Juneteenth has been touted as a national day celebrating the end of slavery. Observances from coast to coast have turned this event into part of the national conversation about race, slavery, and how Americans understand, acknowledge, and explain what has been called the national “original sin.”
But, why Juneteenth? Where did this celebration—which promises to become a national holiday—come from? What is the origin story? What are the facts, and legends, around this important day in the nation’s history?
This is the first scholarly book to delve into the history behind Juneteenth. Using decades of research in archives around the nation, this book helps separate myth from reality and tells the story behind the celebration in a way that provides new understanding and appreciation for the event.
This book will captivate people interested in the history of emancipation and African American history but also those interested in Civil War and Texas history.

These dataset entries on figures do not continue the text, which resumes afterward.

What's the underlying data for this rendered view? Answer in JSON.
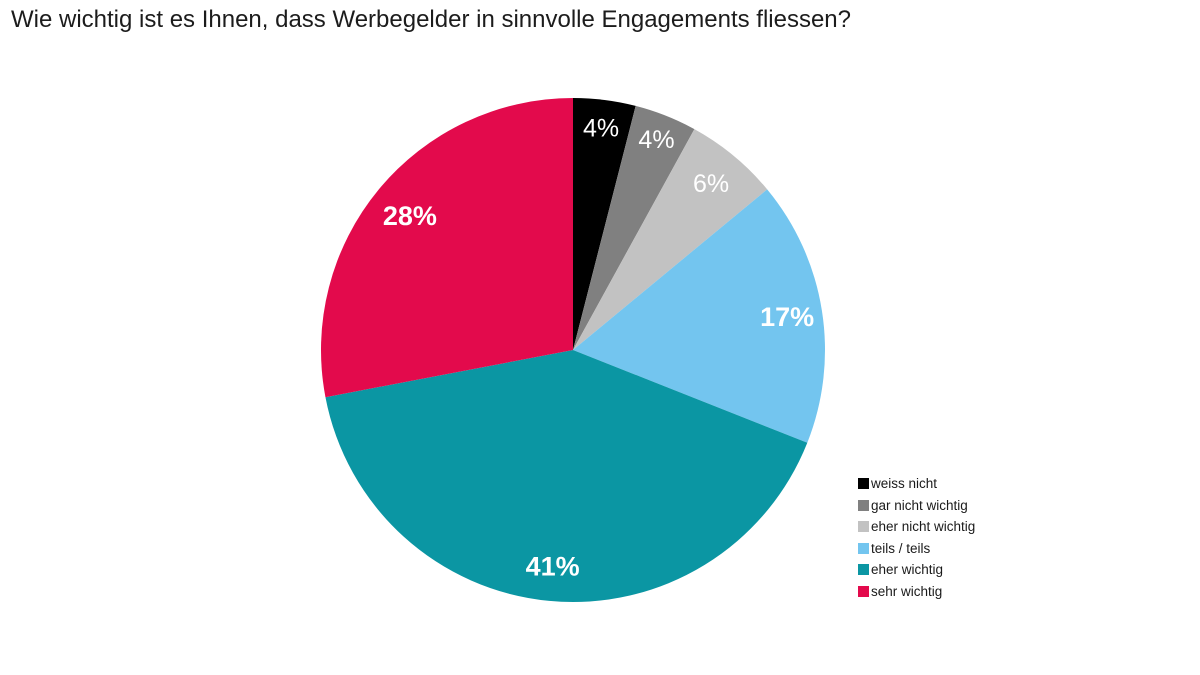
{
  "title": "Wie wichtig ist es Ihnen, dass Werbegelder in sinnvolle Engagements fliessen?",
  "chart_data": {
    "type": "pie",
    "title": "Wie wichtig ist es Ihnen, dass Werbegelder in sinnvolle Engagements fliessen?",
    "unit": "%",
    "direction": "clockwise",
    "start_angle_deg": 0,
    "legend_position": "right",
    "slice_label_color": "#ffffff",
    "background_color": "#ffffff",
    "slices": [
      {
        "label": "weiss nicht",
        "value": 4,
        "display": "4%",
        "color": "#000000"
      },
      {
        "label": "gar nicht wichtig",
        "value": 4,
        "display": "4%",
        "color": "#808080"
      },
      {
        "label": "eher nicht wichtig",
        "value": 6,
        "display": "6%",
        "color": "#c2c2c2"
      },
      {
        "label": "teils / teils",
        "value": 17,
        "display": "17%",
        "color": "#73c5ef"
      },
      {
        "label": "eher wichtig",
        "value": 41,
        "display": "41%",
        "color": "#0b96a3"
      },
      {
        "label": "sehr wichtig",
        "value": 28,
        "display": "28%",
        "color": "#e30a4c"
      }
    ]
  }
}
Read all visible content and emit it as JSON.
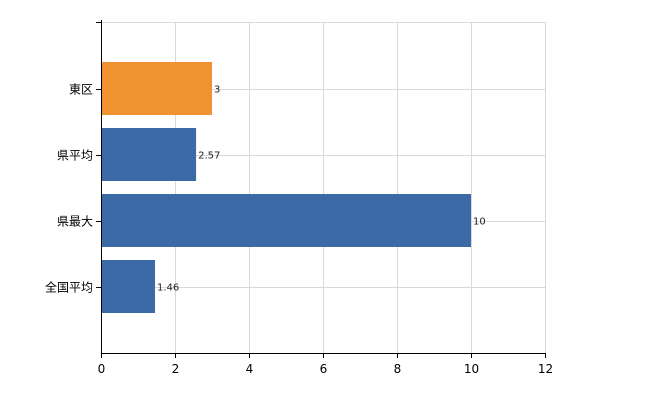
{
  "chart_data": {
    "type": "bar",
    "orientation": "horizontal",
    "categories": [
      "東区",
      "県平均",
      "県最大",
      "全国平均"
    ],
    "values": [
      3,
      2.57,
      10,
      1.46
    ],
    "value_labels": [
      "3",
      "2.57",
      "10",
      "1.46"
    ],
    "highlight_index": 0,
    "colors": {
      "highlight": "#f0922f",
      "default": "#3b6aa6",
      "grid": "#d9d9d9",
      "axis": "#000000"
    },
    "xlim": [
      0,
      12
    ],
    "x_ticks": [
      0,
      2,
      4,
      6,
      8,
      10,
      12
    ],
    "title": "",
    "xlabel": "",
    "ylabel": "",
    "grid": true,
    "legend": "none"
  }
}
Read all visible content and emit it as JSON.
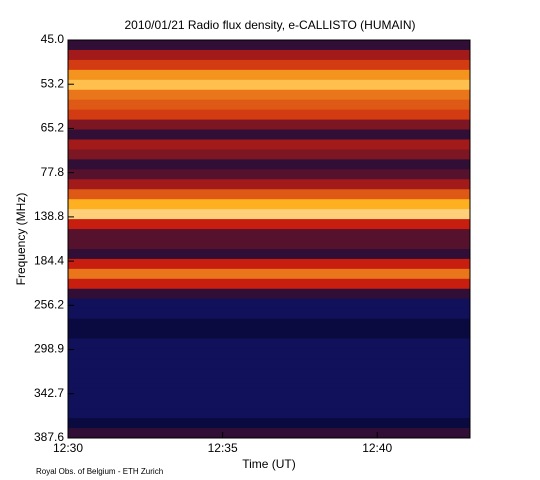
{
  "chart_data": {
    "type": "spectrogram",
    "title": "2010/01/21  Radio flux density, e-CALLISTO (HUMAIN)",
    "x_label": "Time (UT)",
    "y_label": "Frequency (MHz)",
    "footer": "Royal Obs. of Belgium - ETH Zurich",
    "xlim": [
      "12:30",
      "12:43"
    ],
    "xticks": [
      "12:30",
      "12:35",
      "12:40"
    ],
    "y_labels": [
      "45.0",
      "53.2",
      "65.2",
      "77.8",
      "138.8",
      "184.4",
      "256.2",
      "298.9",
      "342.7",
      "387.6"
    ],
    "colorscale": [
      "#2626c8",
      "#0a0a40",
      "#c81e10",
      "#ffb020",
      "#ffffff"
    ],
    "values": [
      0.3,
      0.45,
      0.55,
      0.7,
      0.8,
      0.65,
      0.6,
      0.55,
      0.4,
      0.3,
      0.45,
      0.4,
      0.3,
      0.35,
      0.45,
      0.6,
      0.75,
      0.85,
      0.5,
      0.35,
      0.35,
      0.3,
      0.5,
      0.65,
      0.5,
      0.3,
      0.2,
      0.2,
      0.25,
      0.25,
      0.2,
      0.2,
      0.2,
      0.2,
      0.2,
      0.2,
      0.2,
      0.2,
      0.25,
      0.3
    ]
  }
}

As the United States continues to wrestle with race relations and the meaning of full equality, Juneteenth promises to become an important expression of that equality—an Independence Day celebration in its own right, a couple of weeks in advance of the traditional July 4th Holiday. This book will be a welcome addition to classrooms, book clubs and general readers interested in this once obscure regional event now destined for the national spotlight.
About the Author
EDWARD T. COTHAM, JR. has been called “Mr. Civil War Galveston” by many of his readers but might be known just as well as Mr. Civil War Texas. He has already chronicled the battles of Galveston and Sabine Pass, but has now turned his keen intellect and deft pen toward an event that may have an even greater impact on the national imagination: Juneteenth. The longtime president of The Terry Foundation, he is a well-known advocate for Civil War historic preservation. His work on shipwrecks off the coast of Texas has earned him accolades as has his efforts on behalf of Galveston history. He is a graduate of the University of Texas Law School, the University of Chicago, and the University of Houston.